It could be 2020 before barriers are put in the water off Coco Plum Beach in Marathon to stop the shoreline from eroding like it has over the last pwo decades.
That’s the plan, according to Marathon Public Works and Engineering Director Carlos Solis, who on Tuesday gave the City Council an update on a beach erosion study that started in September and was recently finished.
“We’re losing sand out there daily,” Solis told council members. “The high tide goes all the way up to the oats and then the entire beach is covered in seaweed.”

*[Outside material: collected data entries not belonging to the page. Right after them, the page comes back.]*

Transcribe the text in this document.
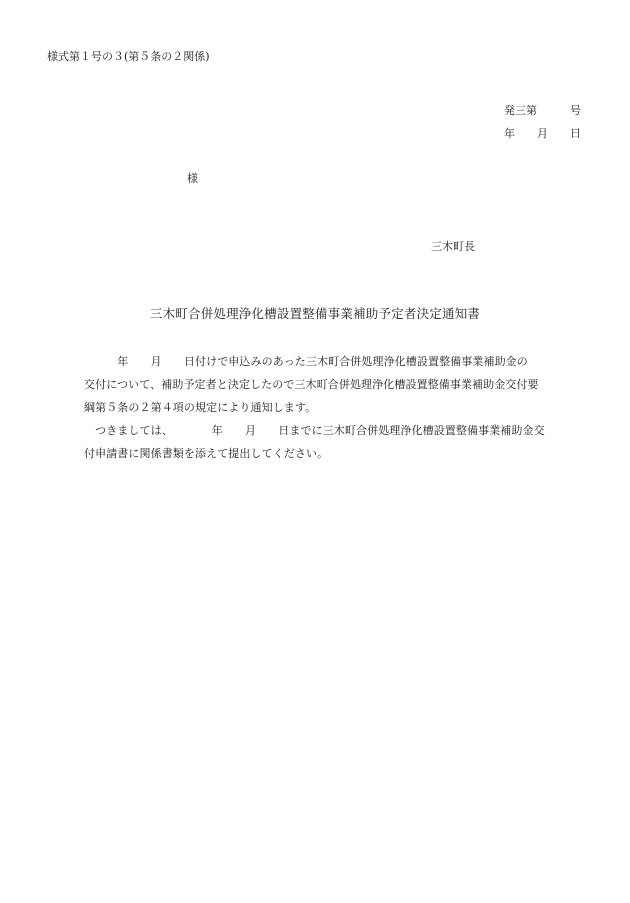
様式第１号の３(第５条の２関係)
発三第　　　号
年　　月　　日
様
三木町長
三木町合併処理浄化槽設置整備事業補助予定者決定通知書
　　　年　　月　　日付けで申込みのあった三木町合併処理浄化槽設置整備事業補助金の
交付について、補助予定者と決定したので三木町合併処理浄化槽設置整備事業補助金交付要
綱第５条の２第４項の規定により通知します。
　つきましては、　　　　年　　月　　日までに三木町合併処理浄化槽設置整備事業補助金交
付申請書に関係書類を添えて提出してください。
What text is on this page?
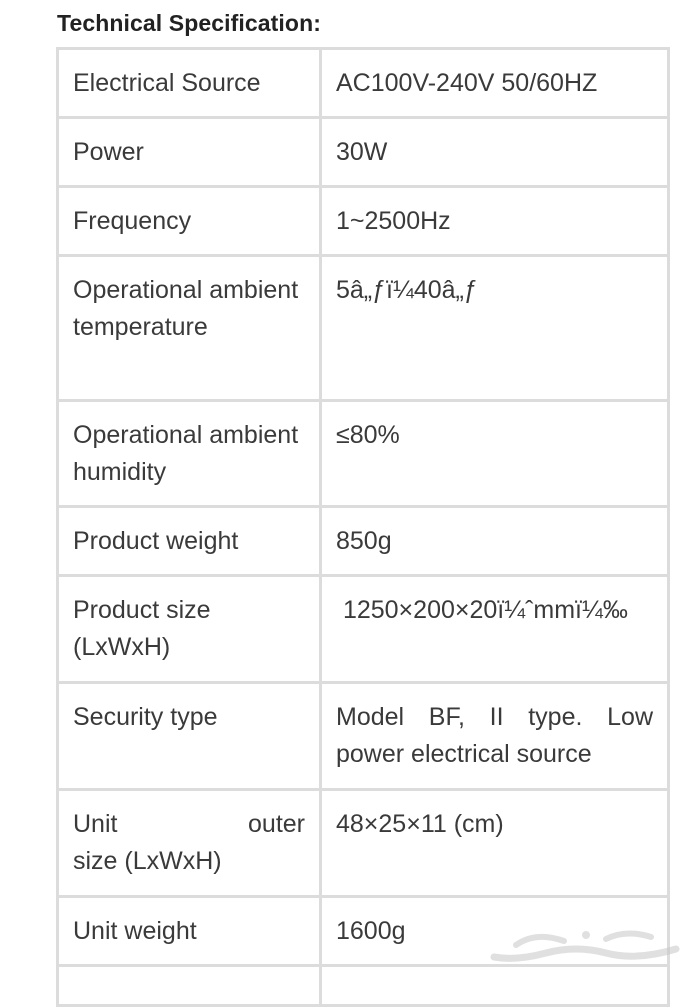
Technical Specification:
Electrical Source	AC100V-240V 50/60HZ
Power	30W
Frequency	1~2500Hz
Operational ambient temperature	5â„ƒï¼40â„ƒ
Operational ambient humidity	≤80%
Product weight	850g
Product size (LxWxH)	1250×200×20ï¼ˆmmï¼‰
Security type	Model BF, II type. Low power electrical source

Unit outer
size (LxWxH)	48×25×11 (cm)
Unit weight	1600g

حراج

Engineers from the firm Bermello Ajamil & Partners collected data on a survey area 3,800 feet wide and designed a renourishment plan but it needs approval from the U.S. Army Corps of Engineers and other federal agencies before work can start, Solis said.

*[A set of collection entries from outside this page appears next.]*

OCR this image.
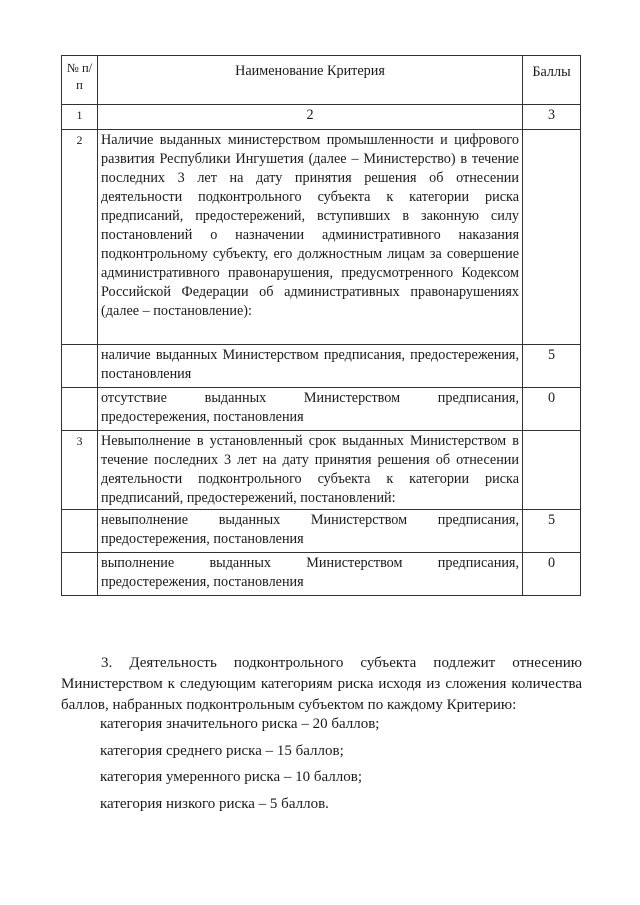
№ п/п	Наименование Критерия	Баллы
1	2	3
2	Наличие выданных министерством промышленности и цифрового развития Республики Ингушетия (далее – Министерство) в течение последних 3 лет на дату принятия решения об отнесении деятельности подконтрольного субъекта к категории риска предписаний, предостережений, вступивших в законную силу постановлений о назначении административного наказания подконтрольному субъекту, его должностным лицам за совершение административного правонарушения, предусмотренного Кодексом Российской Федерации об административных правонарушениях (далее – постановление):	
	наличие выданных Министерством предписания, предостережения, постановления	5
	отсутствие выданных Министерством предписания, предостережения, постановления	0
3	Невыполнение в установленный срок выданных Министерством в течение последних 3 лет на дату принятия решения об отнесении деятельности подконтрольного субъекта к категории риска предписаний, предостережений, постановлений:	
	невыполнение выданных Министерством предписания, предостережения, постановления	5
	выполнение выданных Министерством предписания, предостережения, постановления	0
3. Деятельность подконтрольного субъекта подлежит отнесению Министерством к следующим категориям риска исходя из сложения количества баллов, набранных подконтрольным субъектом по каждому Критерию:
категория значительного риска – 20 баллов;
категория среднего риска – 15 баллов;
категория умеренного риска – 10 баллов;
категория низкого риска – 5 баллов.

The approval process can take anywhere from two to three years but he said the plan is to put barriers in the water close to the shoreline.
“Hopefully by the end of March, we can collectively make decisions and see how we want to move forward, including a stop measure of renourishing the beach,but knowing within two or three years you’re going to lose that sand,” Solis said Tuesday.
In 2011, new sand was put down at Coco Plum Beach, which attracts tourists and locals alike. But it has eroded since then. The land does not have a coral base like much of the rest of the Keys.
Solis said he’ll have a completed concept plan and full cost estimate at the March 28 City Council meeting.